One of the problems I see repeatedly when people try to benchmark things with concurrency is when they don't specify a problem that is CPU-intensive enough, so it ends up blocked on other elements of the machine. For a task like this, I'd expect optimized Go to easily keep up with a conventional hard drive, and with just a bit of work, come within perhaps a factor of 2 or 3 of keeping up with the memory bandwidth on a consumer machine (including the fact that since you're going to read a bit, then write some stuff, you're not going to get the full sequential read performance out of your RAM), not because Go is teh awesomez but because the problem isn't that hard. To get big concurrency wins, you need a problem where the CPU is chewing away at something but isn't constantly hitting RAM or disk or network for it, such that those systems become the bottleneck.

RyanZAG|7 years ago

Yes, it does feel that something is wrong somewhere, but I can't find out where. Nobody would be using the idiomatic goroutine-per-task with that kind of overhead, yet it's one of the most common building blocks of golang projects.

val_deleplace|7 years ago

Hi iainmerrick, just for info the measured per-file cost didn't include reading from the filesystem. Only the in-memory parsing was taken into account.

weberc2|7 years ago

I write single-threaded Go all the time, and you can use most of the same optimizations in Go that you could use in C (including pools). It's pretty easy to opt out of GC in Go. And you still keep all of the other benefits of using a modern, higher-level language (security, memory safety, straightforward tooling, etc).

emperorcezar|7 years ago

It only does because the author is testing for their specific environment. At some number of cores, the concurrent calls will produce more performant code than running sequentially.

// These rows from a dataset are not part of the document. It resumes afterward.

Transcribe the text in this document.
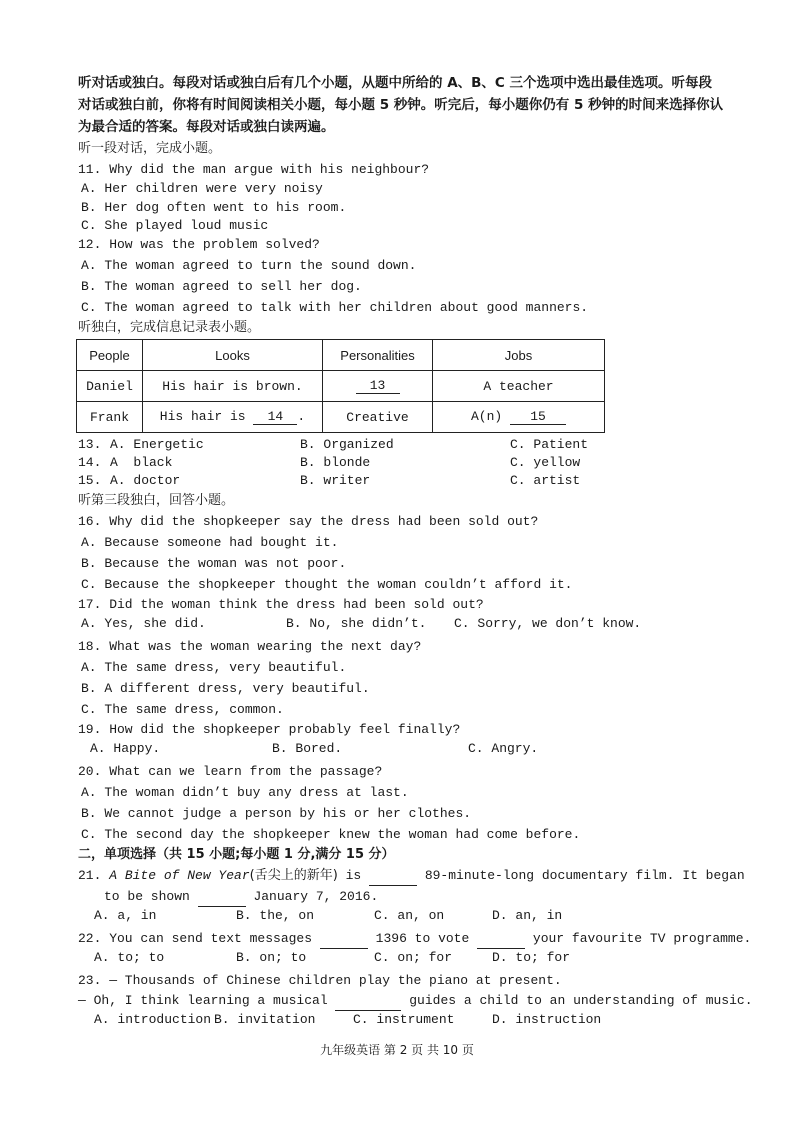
听对话或独白。每段对话或独白后有几个小题，从题中所给的 A、B、C 三个选项中选出最佳选项。听每段对话或独白前，你将有时间阅读相关小题，每小题 5 秒钟。听完后，每小题你仍有 5 秒钟的时间来选择你认为最合适的答案。每段对话或独白读两遍。
听一段对话，完成小题。
11. Why did the man argue with his neighbour?
A. Her children were very noisy
B. Her dog often went to his room.
C. She played loud music
12. How was the problem solved?
A. The woman agreed to turn the sound down.
B. The woman agreed to sell her dog.
C. The woman agreed to talk with her children about good manners.
听独白，完成信息记录表小题。
People	Looks	Personalities	Jobs
Daniel	His hair is brown.	13	A teacher
Frank	His hair is 14 .	Creative	A(n) 15
13. A. Energetic	B. Organized	C. Patient
14. A  black	B. blonde	C. yellow
15. A. doctor	B. writer	C. artist
听第三段独白，回答小题。
16. Why did the shopkeeper say the dress had been sold out?
A. Because someone had bought it.
B. Because the woman was not poor.
C. Because the shopkeeper thought the woman couldn’t afford it.
17. Did the woman think the dress had been sold out?
A. Yes, she did.	B. No, she didn’t. C. Sorry, we don’t know.
18. What was the woman wearing the next day?
A. The same dress, very beautiful.
B. A different dress, very beautiful.
C. The same dress, common.
19. How did the shopkeeper probably feel finally?
A. Happy.	B. Bored.	C. Angry.
20. What can we learn from the passage?
A. The woman didn’t buy any dress at last.
B. We cannot judge a person by his or her clothes.
C. The second day the shopkeeper knew the woman had come before.
二，单项选择（共 15 小题;每小题 1 分,满分 15 分）
21. A Bite of New Year(舌尖上的新年) is	89-minute-long documentary film. It began
to be shown	January 7, 2016.
A. a, in	B. the, on	C. an, on	D. an, in
22. You can send text messages	1396 to vote	your favourite TV programme.
A. to; to	B. on; to	C. on; for	D. to; for
23. — Thousands of Chinese children play the piano at present.
— Oh, I think learning a musical	guides a child to an understanding of music.
A. introduction B. invitation	C. instrument	D. instruction
九年级英语 第 2 页 共 10 页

Ideally, in this case I would think one would want to check the number of cores and decide what route to take.

scott_s|7 years ago

When the author removed parallelism the first time, I don't think this is the case. Running things in parallel has a cost. That cost often comes in the form of memory allocations and data copies so the unit of work can be stored and shared with another thread, and the synchronization costs of scheduling threads. If that aggregate cost is greater than the computational cost of what you're computing, you'll never win.

For the point at which the author removed parallelism, and the sequential code was faster, I think this was the case. The computation was too fine-grain. The author successfully took advantage of parallelism by applying it at a coarser granularity; each thread did more work. At this point, the author also does tune the solution for the execution environment, as he uses a fixed set of go-routines to process a bunch of messages rather than one go-routine per message.